Greece’s Hellenic Capital Market Commission (HCMC) has introduced new regulatory adjustments connected to Euronext’s ongoing public offer for the acquisition of Hellenic Exchanges S.A. (ATHEX Group).
The decision, numbered 6/1065/9.10.2025, was published in the Government Gazette on Wednesday and updates the framework governing how the regulator evaluates the “fitness and propriety” of shareholders with significant stakes in key market infrastructures such as the Athens Stock Exchange, the central counterparty ATHEXClear, and the Central Securities Depository.
The new rules are designed to make the evaluation process more flexible, particularly for large, EU-supervised financial groups such as Euronext. Under the revised framework, the HCMC will be able to tailor the depth of its assessment and the level of documentation required according to the size and nature of the investor and the transaction. In practical terms, this means that an established, regulated entity like Euronext will not have to submit an entirely new application file from scratch, unlike an unsupervised investor or private individual.
The decision also allows the HCMC to rely on information already held by other European supervisory authorities—such as France’s Autorité des Marchés Financiers (AMF) or the Netherlands Authority for the Financial Markets (AFM)—as well as on public registries and previous regulatory assessments. This measure is intended to speed up the approval process and avoid unnecessary repetition of due diligence already performed elsewhere in the European Union.
These changes are particularly relevant as Euronext awaits approval for its public offer to acquire a controlling interest in Hellenic Exchanges. Should the offer proceed, the pan-European exchange operator would gain a “qualifying holding” not only in ATHEX but also in its regulated subsidiaries. Before such a transaction can be completed, Greek law requires the HCMC to approve the new shareholder, assessing its solvency, reputation, managerial competence, and overall compliance with European supervisory standards.

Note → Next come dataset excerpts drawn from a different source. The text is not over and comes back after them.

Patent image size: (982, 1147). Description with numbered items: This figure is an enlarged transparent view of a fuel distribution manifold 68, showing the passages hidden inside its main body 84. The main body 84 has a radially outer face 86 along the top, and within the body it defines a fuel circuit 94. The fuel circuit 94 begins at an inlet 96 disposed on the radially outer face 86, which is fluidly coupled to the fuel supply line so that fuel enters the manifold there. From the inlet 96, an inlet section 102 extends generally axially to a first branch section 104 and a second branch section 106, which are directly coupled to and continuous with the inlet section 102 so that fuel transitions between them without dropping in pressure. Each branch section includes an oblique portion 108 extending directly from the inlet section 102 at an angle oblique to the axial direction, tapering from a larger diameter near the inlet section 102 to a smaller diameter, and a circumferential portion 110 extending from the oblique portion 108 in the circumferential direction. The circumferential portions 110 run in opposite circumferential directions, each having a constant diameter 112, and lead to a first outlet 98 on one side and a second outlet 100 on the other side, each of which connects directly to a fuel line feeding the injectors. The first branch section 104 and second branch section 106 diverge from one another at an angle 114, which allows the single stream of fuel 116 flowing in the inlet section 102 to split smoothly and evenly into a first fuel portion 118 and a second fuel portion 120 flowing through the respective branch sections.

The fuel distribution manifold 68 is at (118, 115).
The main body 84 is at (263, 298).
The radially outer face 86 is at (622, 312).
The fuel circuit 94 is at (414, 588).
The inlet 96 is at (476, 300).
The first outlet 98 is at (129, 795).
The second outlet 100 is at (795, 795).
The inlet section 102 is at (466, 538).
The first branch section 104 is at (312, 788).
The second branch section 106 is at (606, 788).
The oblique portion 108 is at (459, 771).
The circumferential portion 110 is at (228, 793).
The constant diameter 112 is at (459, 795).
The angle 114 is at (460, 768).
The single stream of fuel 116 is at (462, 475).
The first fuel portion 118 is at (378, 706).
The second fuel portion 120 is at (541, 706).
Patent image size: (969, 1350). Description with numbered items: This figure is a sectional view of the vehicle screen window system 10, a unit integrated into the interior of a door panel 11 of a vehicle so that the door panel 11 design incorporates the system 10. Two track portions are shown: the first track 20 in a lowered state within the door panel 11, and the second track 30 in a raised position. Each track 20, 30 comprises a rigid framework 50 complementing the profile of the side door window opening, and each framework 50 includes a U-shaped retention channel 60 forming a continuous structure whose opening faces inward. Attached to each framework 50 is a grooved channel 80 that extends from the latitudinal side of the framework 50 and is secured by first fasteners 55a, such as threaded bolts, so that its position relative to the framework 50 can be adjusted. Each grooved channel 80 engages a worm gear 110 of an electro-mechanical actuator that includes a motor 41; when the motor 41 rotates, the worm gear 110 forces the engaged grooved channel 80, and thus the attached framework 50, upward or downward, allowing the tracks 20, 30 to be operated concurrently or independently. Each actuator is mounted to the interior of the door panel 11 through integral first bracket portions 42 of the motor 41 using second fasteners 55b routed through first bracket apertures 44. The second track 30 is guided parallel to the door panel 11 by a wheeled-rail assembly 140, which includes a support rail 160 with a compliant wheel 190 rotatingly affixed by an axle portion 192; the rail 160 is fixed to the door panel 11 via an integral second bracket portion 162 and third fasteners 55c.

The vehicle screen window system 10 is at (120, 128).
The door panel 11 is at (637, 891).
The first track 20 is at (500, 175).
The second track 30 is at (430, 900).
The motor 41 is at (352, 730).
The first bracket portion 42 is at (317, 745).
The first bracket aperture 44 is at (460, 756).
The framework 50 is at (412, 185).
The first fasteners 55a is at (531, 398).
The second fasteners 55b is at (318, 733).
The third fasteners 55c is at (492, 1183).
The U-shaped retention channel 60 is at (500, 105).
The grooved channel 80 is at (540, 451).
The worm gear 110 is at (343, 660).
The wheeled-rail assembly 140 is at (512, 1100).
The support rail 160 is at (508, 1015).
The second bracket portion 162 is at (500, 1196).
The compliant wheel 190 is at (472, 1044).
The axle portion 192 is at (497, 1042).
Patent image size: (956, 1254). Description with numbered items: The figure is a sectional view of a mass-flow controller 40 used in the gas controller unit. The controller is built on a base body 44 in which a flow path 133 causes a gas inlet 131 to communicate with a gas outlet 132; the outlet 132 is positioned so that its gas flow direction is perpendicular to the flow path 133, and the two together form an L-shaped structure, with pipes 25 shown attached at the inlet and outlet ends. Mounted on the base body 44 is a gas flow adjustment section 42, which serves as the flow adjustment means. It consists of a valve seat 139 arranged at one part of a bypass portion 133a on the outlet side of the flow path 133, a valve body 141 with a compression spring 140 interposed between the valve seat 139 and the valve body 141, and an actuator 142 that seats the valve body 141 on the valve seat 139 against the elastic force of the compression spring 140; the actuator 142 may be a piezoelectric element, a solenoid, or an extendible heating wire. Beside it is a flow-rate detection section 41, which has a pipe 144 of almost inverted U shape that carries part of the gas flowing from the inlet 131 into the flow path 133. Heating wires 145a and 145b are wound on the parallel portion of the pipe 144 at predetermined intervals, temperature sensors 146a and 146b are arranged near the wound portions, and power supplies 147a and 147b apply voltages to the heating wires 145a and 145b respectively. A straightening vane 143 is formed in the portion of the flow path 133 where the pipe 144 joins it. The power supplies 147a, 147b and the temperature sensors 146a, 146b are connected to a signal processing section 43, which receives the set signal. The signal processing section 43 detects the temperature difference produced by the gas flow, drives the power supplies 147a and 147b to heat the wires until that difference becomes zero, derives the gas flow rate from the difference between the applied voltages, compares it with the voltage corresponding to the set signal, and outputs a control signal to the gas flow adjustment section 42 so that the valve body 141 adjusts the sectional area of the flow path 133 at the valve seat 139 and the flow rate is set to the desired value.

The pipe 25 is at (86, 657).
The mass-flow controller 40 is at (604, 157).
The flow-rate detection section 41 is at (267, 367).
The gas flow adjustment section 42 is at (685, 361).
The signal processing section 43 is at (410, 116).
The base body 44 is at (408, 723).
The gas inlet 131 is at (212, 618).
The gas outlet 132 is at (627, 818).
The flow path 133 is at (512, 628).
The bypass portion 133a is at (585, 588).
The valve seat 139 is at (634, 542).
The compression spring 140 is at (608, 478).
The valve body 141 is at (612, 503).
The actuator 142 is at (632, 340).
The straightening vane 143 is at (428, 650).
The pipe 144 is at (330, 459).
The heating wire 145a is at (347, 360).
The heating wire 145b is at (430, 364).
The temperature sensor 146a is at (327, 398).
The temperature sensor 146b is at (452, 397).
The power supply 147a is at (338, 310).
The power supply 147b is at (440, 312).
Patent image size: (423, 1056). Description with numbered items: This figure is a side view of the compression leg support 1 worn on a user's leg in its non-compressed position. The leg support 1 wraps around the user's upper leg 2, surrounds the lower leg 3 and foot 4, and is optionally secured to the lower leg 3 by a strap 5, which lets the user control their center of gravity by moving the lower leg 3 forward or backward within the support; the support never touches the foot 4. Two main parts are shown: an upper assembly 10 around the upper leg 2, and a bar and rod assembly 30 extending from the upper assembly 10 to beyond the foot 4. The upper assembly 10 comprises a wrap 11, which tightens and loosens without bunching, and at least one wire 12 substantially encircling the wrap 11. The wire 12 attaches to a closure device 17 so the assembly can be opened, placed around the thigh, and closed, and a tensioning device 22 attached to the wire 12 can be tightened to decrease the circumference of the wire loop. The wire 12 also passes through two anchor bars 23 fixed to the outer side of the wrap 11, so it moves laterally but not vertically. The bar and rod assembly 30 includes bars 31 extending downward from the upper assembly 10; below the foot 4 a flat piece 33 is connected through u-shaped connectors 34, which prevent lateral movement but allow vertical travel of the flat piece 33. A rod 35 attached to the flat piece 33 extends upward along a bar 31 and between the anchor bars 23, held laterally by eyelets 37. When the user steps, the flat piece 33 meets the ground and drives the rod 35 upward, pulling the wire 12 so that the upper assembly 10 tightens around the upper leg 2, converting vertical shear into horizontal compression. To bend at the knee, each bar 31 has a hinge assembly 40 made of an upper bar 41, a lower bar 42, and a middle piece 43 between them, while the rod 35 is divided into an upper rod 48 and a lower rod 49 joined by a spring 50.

The Commission’s latest decision also introduces “reduced information requirements” for EU-supervised entities. Companies falling under this category will now need to provide only the essential details, depending on whether the shareholder is an individual or a corporation and on the size of the stake they intend to acquire—whether below or above 20 percent. If a shareholder has already been evaluated by the HCMC within the previous two years, only updated information must be submitted. In cases where no changes have occurred, a formal declaration confirming that the data remain unchanged will suffice. Applicants may also submit supporting documents in stages until the full application is complete.
Market observers view these amendments as a practical alignment of Greek regulation with European supervisory guidelines (JC/GL/2016/01), as well as a move that facilitates Euronext’s pending assessment. Since the company is already regulated by EU authorities and operates major exchanges in Paris, Amsterdam, Dublin, Milan, Lisbon, and other European capitals, the HCMC will now be able to rely on existing oversight information without imposing redundant requirements.
Despite the procedural streamlining, the HCMC retains the authority to block any acquisition of a qualifying holding if it determines that the transaction could pose risks to financial stability or raise concerns about the acquirer’s integrity or solvency.